Dubbed the “chickensoraus” by Dr. Jack Horner — the paleontologist who consulted on all four “Jurassic Park” films — the move from common barnyard animal to genetically engineered exemplar is well underway. Already, his team has manged to shift genetic priorities in chicken embryos to create snouts instead of beaks, and he notes that “wings and hands are not as difficult.” Full-fledged tails may be more problematic, but Horner still has hope for new dinosaur hybrids within the next five to 10 years. With substantial progress being made in IVF protocols and processes, it may soon be possible to culture and create chickensorauses (chickensoraii?) at speed and scale.

Efforts are also underway to reverse-engineer creatures closer to our moment in history; Harvard scientists are hard at work trying to bring back the woolly mammoth by combining mammoth genome data and elephant cell cultures using CRISPR genome engineering techniques. So far, the Revive and Restore project reports that “mutations for mammoth hemoglobin, extra hair growth, fat production, down to nuanced climate adaptations such as slightly altered sodium ion channels in cell membranes have already been engineered into fibroblast cell lines.” While mammoths won’t walk again tomorrow, they could in your lifetime.

The Difference Between “Could” and “Should”

It’s a classic line in the film and it still rings true today: Even if we could be recreating dinosaurs, should we?

Probably not. First is the problem of place — as noted by Dr. Susie Maidment in a recent Natural History Museum piece, “an animal that died out naturally, perhaps 150 million years ago, is not going to recognize anything in this world if you bring it back.” What does it eat? Where does it live? Opting for a “Jurassic Park,” zoo-like structure isn’t a great idea because of the potential danger involved and the evolution of animal rights and ethics concerns.

There’s also a question of value. While solving the puzzle of dinosaur DNA reconstruction is certainly science-worthy, beating back extinction just for the sake of it is short-sighted. What role would dinosaurs play in human life? Would they simply become experimental puzzles, or could they be tamed for human use? Where would ownership of this methodology lie — and what happens when it’s inevitably used for less-than-noble purposes?

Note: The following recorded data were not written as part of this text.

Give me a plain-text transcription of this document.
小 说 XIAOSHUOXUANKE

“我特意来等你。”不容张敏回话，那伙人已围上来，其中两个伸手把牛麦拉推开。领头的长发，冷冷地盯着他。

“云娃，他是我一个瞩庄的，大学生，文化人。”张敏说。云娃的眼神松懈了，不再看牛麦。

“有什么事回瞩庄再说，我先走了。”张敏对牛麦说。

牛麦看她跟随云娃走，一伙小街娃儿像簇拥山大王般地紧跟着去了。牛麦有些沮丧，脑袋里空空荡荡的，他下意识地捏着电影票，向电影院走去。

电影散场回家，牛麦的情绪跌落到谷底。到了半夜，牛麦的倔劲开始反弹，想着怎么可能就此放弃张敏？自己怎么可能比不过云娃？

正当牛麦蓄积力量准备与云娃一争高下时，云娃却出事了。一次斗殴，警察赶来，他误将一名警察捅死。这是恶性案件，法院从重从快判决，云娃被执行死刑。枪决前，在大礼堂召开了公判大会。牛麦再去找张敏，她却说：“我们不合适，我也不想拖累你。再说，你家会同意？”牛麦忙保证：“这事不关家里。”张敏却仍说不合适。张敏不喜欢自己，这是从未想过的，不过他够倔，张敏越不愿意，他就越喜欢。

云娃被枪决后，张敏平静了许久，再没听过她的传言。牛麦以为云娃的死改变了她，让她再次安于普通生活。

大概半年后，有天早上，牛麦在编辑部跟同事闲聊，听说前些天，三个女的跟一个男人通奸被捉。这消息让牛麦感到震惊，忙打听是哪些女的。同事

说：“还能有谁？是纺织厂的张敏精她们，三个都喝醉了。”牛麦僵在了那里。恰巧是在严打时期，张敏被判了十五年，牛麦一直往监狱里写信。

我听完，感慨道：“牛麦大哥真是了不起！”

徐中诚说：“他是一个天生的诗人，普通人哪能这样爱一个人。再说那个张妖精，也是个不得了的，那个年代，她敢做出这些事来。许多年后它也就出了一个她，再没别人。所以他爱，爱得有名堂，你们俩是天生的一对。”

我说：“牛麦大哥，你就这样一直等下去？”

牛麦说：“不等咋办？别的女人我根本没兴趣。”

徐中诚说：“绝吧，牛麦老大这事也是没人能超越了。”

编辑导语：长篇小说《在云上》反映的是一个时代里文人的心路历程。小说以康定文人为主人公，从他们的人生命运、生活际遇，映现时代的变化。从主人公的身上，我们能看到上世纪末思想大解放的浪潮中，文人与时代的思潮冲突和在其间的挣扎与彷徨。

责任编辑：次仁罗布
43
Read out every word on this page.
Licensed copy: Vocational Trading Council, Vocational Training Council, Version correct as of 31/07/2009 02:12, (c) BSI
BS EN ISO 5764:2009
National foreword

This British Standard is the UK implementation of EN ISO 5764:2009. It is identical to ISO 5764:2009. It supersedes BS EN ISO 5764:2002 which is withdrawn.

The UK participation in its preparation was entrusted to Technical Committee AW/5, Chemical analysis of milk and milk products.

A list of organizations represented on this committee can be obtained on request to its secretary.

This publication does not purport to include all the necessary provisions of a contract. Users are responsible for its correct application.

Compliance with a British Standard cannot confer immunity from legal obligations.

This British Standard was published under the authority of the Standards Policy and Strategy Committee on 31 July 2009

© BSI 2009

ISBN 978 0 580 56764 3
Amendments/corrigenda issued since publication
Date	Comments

Here, a better approach may be using movie-inspired science to reverse the human-caused extinction of more recent species. Nature has already demonstrated this is possible with the Aldabra rail, a flightless bird that lives on the Aldabra Atoll. Originally appearing more than 130,000 years ago in fossil records, the rail became extinct when sea levels around the bird’s habitat first rose and then fully submerged the Atoll. Twenty-thousand years later the sea levels fell, a descendant of the bird reappeared and became flightless again, effectively “re-evolving” itself back into existence.

Using known genomes of species like the passenger pigeon or the Tasmanian tiger, there’s a path between extinct animals and new generations using a combination of IVF and carefully controlled environmental conditions. While it’s not exactly easy — or fast, as the Revive and Restore project shows — there’s potential here for genetically engineered creatures that beat extinction events and enhance Earth’s biodiversity.

As for Jurassic dinosaurs? They should probably stay parked.